だが、女猫じみた醒めた眼差しで黒いルージュを引く彼女の姿からは日本的な「可愛い」への従属を敢えて拒むプライドが見えるようで、個人的にはそこに一筋縄ではいかない「アジアン・ビューティー」の魅力を感じた。
一九九七年は香港の本土回帰の年であり、このコマーシャルが放映されたのは、正にその直前の時期であった。
それを踏まえてこのコマーシャルを見直すと、鏡を一心に見据えてまるで武装するように自分の美しさをより強固に作り上げていく香港女優二人の姿にはどこか悲壮なものも覚える。
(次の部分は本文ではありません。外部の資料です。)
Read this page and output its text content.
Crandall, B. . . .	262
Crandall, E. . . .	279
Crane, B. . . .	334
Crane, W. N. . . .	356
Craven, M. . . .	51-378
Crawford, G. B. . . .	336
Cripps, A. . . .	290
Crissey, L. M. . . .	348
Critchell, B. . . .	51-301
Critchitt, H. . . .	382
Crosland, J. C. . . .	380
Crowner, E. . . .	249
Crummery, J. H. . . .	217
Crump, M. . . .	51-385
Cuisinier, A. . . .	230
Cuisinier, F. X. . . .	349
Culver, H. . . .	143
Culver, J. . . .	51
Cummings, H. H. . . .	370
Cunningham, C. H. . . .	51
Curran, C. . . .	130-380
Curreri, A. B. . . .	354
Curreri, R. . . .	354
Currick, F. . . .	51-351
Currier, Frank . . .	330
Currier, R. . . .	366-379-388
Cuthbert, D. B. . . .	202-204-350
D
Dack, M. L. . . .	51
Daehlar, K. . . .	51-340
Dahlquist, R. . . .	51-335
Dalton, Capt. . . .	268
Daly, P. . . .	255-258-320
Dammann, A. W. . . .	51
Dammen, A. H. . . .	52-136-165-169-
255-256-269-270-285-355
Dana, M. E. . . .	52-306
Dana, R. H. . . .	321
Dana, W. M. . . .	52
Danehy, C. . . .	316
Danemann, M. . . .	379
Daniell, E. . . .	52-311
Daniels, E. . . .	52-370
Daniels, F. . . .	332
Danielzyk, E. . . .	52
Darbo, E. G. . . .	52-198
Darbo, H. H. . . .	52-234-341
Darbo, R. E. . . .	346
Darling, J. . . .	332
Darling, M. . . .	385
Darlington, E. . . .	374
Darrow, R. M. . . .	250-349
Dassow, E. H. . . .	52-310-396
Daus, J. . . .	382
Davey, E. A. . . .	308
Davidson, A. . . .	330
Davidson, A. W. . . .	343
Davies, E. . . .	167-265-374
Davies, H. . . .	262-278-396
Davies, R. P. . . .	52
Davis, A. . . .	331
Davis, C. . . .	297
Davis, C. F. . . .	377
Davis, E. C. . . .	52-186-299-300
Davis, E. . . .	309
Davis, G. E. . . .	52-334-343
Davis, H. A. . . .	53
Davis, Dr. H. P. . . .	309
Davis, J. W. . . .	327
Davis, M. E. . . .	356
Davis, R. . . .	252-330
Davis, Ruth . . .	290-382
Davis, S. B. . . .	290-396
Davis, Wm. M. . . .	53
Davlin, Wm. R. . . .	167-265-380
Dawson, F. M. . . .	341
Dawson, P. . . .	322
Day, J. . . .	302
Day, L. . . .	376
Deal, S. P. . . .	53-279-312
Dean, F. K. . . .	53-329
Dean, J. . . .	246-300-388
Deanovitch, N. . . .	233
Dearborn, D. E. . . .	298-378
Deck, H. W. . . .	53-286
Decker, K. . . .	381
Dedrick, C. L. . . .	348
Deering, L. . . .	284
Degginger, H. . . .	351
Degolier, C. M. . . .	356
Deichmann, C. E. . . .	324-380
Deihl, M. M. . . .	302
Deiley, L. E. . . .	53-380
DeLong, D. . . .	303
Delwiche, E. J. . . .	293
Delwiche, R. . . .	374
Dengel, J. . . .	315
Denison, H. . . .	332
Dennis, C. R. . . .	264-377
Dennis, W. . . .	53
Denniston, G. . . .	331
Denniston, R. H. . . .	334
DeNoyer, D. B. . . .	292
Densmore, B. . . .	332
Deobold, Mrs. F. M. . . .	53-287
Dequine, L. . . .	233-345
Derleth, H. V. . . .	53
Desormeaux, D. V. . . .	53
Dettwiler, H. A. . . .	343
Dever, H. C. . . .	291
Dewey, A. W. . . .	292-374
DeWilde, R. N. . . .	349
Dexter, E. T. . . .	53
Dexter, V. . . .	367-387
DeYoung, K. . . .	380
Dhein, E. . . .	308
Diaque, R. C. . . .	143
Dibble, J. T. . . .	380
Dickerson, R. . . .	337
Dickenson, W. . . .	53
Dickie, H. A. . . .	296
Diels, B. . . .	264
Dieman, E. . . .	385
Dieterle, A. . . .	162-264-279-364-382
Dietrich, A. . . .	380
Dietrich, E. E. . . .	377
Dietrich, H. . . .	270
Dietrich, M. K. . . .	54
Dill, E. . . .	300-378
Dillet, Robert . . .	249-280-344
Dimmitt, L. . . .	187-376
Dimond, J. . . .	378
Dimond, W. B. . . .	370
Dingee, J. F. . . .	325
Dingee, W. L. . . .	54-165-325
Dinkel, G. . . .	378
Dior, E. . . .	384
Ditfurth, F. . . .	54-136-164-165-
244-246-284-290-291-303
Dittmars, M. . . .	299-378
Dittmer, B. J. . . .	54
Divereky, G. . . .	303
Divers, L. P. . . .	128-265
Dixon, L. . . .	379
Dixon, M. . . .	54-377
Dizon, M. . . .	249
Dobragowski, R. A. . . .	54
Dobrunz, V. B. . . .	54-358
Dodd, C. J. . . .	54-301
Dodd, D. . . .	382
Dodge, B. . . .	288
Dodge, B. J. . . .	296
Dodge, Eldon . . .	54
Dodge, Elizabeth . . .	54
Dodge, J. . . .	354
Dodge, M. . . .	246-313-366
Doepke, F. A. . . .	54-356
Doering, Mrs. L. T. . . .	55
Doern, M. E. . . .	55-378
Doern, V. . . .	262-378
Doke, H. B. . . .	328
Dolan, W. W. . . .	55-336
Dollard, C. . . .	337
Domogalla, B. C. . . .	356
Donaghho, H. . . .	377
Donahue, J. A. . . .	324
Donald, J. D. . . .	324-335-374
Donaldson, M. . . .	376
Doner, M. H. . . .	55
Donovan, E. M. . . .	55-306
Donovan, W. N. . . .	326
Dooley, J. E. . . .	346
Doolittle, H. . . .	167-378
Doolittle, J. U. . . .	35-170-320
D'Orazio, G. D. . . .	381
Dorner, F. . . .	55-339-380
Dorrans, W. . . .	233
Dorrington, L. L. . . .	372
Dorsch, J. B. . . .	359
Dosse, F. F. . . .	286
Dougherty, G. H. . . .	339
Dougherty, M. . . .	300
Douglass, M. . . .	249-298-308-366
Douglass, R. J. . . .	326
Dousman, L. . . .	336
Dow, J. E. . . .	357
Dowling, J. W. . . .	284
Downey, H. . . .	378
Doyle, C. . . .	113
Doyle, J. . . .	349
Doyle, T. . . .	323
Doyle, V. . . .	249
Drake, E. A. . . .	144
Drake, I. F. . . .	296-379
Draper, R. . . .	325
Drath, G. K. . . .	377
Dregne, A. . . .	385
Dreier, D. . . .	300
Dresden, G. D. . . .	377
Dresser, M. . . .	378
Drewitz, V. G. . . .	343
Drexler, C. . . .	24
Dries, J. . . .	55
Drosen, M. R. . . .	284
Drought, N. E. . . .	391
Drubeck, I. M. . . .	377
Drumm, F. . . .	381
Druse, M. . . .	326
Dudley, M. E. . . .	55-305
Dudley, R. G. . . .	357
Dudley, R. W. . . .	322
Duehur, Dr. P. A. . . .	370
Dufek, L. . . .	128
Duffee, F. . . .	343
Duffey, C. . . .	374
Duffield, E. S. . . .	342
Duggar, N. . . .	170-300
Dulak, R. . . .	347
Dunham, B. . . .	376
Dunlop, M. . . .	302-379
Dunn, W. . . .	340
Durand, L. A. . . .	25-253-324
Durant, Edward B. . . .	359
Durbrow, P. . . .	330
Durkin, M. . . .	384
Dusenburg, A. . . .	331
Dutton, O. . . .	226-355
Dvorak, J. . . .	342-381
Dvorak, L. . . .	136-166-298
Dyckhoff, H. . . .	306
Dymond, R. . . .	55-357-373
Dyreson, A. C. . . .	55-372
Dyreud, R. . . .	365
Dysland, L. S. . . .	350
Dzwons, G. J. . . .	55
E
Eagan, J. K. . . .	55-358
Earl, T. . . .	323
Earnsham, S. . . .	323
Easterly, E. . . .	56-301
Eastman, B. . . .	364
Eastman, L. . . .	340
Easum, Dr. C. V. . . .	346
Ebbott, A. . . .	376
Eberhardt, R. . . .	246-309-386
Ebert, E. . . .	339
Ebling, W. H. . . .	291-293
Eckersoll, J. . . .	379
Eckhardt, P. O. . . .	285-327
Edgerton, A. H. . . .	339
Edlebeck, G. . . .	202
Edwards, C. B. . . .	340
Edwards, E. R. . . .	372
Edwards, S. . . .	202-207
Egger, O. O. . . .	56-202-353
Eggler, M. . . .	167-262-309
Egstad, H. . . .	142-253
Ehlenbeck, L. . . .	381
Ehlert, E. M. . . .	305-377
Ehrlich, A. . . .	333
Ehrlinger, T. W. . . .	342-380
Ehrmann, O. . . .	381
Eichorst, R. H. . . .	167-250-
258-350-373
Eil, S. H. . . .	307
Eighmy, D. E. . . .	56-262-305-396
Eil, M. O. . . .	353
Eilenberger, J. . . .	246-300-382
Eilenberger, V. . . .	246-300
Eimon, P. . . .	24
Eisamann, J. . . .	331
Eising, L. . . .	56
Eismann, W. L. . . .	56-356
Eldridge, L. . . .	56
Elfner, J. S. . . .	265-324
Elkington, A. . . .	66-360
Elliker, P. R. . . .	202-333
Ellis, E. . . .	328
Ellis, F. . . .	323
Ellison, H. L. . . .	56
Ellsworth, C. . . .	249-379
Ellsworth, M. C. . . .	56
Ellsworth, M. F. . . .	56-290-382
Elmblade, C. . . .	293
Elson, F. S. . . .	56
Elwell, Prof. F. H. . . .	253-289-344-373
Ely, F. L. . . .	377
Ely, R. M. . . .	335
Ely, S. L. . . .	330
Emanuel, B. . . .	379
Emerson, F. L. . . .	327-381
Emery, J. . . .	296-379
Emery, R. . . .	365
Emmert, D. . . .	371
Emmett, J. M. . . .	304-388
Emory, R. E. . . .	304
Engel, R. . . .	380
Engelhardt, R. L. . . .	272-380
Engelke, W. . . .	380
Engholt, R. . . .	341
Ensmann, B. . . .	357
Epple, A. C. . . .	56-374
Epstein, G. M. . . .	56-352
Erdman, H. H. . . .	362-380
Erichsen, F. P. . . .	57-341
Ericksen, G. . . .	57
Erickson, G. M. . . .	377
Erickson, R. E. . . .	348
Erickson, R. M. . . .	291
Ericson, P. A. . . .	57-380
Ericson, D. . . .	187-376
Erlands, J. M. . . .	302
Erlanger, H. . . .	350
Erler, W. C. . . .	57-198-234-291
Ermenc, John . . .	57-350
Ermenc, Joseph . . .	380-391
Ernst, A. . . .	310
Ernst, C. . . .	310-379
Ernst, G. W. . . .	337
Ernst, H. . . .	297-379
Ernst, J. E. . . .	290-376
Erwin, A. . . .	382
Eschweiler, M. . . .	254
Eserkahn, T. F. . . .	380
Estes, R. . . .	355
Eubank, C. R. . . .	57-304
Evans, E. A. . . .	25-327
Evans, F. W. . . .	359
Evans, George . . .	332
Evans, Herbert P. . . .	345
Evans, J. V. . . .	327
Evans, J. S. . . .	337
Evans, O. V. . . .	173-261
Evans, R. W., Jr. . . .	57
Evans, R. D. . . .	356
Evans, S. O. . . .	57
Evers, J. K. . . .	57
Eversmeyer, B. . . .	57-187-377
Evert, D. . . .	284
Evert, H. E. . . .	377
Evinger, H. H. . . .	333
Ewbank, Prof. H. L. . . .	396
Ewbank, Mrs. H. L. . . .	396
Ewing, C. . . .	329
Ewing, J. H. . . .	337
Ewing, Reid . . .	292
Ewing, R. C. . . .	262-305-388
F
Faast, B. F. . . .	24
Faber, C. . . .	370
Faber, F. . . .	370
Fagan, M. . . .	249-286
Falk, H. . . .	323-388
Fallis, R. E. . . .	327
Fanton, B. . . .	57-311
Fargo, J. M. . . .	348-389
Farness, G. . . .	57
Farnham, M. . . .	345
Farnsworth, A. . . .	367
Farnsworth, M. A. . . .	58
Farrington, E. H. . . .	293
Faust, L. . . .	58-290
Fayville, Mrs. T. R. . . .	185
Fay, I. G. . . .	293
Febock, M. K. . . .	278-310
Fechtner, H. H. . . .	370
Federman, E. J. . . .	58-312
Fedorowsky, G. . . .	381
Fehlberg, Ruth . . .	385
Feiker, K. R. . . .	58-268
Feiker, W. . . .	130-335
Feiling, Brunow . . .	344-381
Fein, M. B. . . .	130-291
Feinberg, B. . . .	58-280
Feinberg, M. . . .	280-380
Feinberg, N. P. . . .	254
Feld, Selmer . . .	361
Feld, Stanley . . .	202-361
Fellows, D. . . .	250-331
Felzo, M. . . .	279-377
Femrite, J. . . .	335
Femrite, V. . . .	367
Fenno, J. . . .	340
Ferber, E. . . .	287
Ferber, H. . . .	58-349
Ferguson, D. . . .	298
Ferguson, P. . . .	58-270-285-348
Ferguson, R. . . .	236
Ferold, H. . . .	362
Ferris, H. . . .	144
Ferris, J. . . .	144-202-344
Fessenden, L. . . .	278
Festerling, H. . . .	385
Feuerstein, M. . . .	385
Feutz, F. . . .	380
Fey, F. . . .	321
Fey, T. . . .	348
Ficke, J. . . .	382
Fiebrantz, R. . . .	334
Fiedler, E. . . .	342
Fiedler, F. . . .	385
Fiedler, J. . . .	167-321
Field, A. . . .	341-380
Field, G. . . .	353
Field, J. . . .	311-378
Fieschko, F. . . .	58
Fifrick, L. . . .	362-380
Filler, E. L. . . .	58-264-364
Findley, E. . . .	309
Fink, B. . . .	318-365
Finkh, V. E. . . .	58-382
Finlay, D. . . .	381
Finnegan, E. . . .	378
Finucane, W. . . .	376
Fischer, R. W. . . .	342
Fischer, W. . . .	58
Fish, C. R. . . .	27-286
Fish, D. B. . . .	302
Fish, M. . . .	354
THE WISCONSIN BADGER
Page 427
「ピエヌ」はその後も香港女優二人はそのままで日本側は緒川たまきから中谷美紀に代えてコマーシャルが作られた。
しかし、個人的には美人でもやや暗鬱な中谷美紀より中性的で明朗な緒川たまきの方が三人で並んだ時に重たい雰囲気にならなくて良かったと思う。
話は変わって、二〇一六年、資生堂の「インテグレート」のコマーシャルが「女性蔑視」と批判を受けて放映中止になった。
このコマーシャルはミニドラマ仕立てで友人設定の三人の日本人モデルが登場する。
一人が二十五歳の誕生日を迎えるバースデーパーティ。
だが、三人の表情はまるでお通夜のように暗く、
「あんたはもう“女の子”じゃない」
等とネガティヴな台詞が交わされる。
バブル期、女性は二十五歳までが価値があるという意味で「クリスマスケーキ」と呼ばれたが、このコマーシャルは正に四半世紀前のエイジズムに基づく演出で撮られている。
「ピエヌ」のコマーシャルに出演した一九九七年当時、最年長の李嘉欣は二十七歳だったが、彼女に年齢を卑下させる演出など取られなかった(ちなみに緒川たまき二十五歳、陳慧琳二十四歳。黒猫のようにアンニュイな陳慧琳が最年少、二十代前半だったことに改めて驚く)。
誇り高い世紀末の「ピエヌ」の三美人と比べると、二十一世紀の「インテグレート」の三人は容姿そのものは魅力的であるにも関わらず、実に抑圧され、自己否定を刷り込まれた表情だ。
二十年足らずで何がそこまで三美人のイメージを萎縮させてしまったのだろうか。
資生堂には猛省して誇り高い女性の美を描いて欲しい。